Lane, Fan and Chagpar receive CTSPGP grant for breast cancer metabolomics study
Andrew Lane, PhD, leader of the Structural Biology Program at the University of Louisville, Teresa W-M. Fan, PhD, Director of the Center for Regulatory Environmental Analytical Metabolomics, and Anees Chagpar, MD, director of the Multidisciplinary Breast Program at the James Graham Brown Cancer Center, have been awarded a grant in the amount of just over $173,000 to support a project titled “Identifying predictive biomarkers in breast cancer patients by metabolomics.” The grant will fund the project for one year beginning July 1, 2010 and is supported by the Commonwealth of Kentucky-funded Clinical and Translational Science Pilot Grant Program at UofL.
The study aims to discover biomarkers of breast cancer using the metabolic profiles of cancerous and non-cancerous breast tissue from humans with cancers of different stages, from I to III. The cancerous tissue will be compared to non-cancerous tissue from the same subjects, and further be correlated with the more readily accessible nipple aspirate fluid and blood plasma. The researchers will compare the metabolism– the overall biochemical function in the tissue – in cancerous versus non-cancerous tissue to identify novel biomarkers and test for specific sets of known biomarkers for energy and anabolic metabolism, with the goals of improving diagnostic techniques, and of eventually improving therapy for breast cancer patients.

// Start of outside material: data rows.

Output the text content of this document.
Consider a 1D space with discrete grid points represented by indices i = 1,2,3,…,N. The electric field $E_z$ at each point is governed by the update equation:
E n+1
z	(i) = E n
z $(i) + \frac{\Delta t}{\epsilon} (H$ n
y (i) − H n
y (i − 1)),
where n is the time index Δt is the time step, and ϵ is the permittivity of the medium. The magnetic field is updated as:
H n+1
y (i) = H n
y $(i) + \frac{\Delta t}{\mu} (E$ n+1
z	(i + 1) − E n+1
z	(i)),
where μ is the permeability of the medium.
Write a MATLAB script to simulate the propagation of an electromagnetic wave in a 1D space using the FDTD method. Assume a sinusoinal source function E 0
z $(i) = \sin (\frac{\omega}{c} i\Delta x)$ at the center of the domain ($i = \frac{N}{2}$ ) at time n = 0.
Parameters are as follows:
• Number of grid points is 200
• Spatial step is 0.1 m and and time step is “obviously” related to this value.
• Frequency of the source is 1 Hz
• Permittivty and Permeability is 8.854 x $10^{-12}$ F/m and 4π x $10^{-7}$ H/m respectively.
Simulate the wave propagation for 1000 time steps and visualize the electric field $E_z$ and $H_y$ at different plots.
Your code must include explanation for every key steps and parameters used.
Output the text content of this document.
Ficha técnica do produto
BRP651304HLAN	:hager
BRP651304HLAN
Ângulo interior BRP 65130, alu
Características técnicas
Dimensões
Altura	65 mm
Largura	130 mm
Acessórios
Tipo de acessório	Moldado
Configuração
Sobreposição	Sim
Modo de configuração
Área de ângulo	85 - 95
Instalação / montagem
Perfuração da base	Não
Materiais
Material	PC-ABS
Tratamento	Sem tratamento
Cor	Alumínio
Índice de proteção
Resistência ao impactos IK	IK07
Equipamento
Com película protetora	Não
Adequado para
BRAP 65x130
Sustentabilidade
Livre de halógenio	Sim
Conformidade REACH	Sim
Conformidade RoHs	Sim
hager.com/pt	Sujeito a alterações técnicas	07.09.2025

Since each patient acts as her own control, the researchers believe that subtle differences will be detectable.
Lane and Fan’s work is based on the principles of metabolomics, which examines metabolic activity at the atomic level, and has demonstrated that cancer cells differ greatly from normal cells in terms of their metabolic characteristics. The hope is that these measurable differences will yield strategies to better treat human cancers.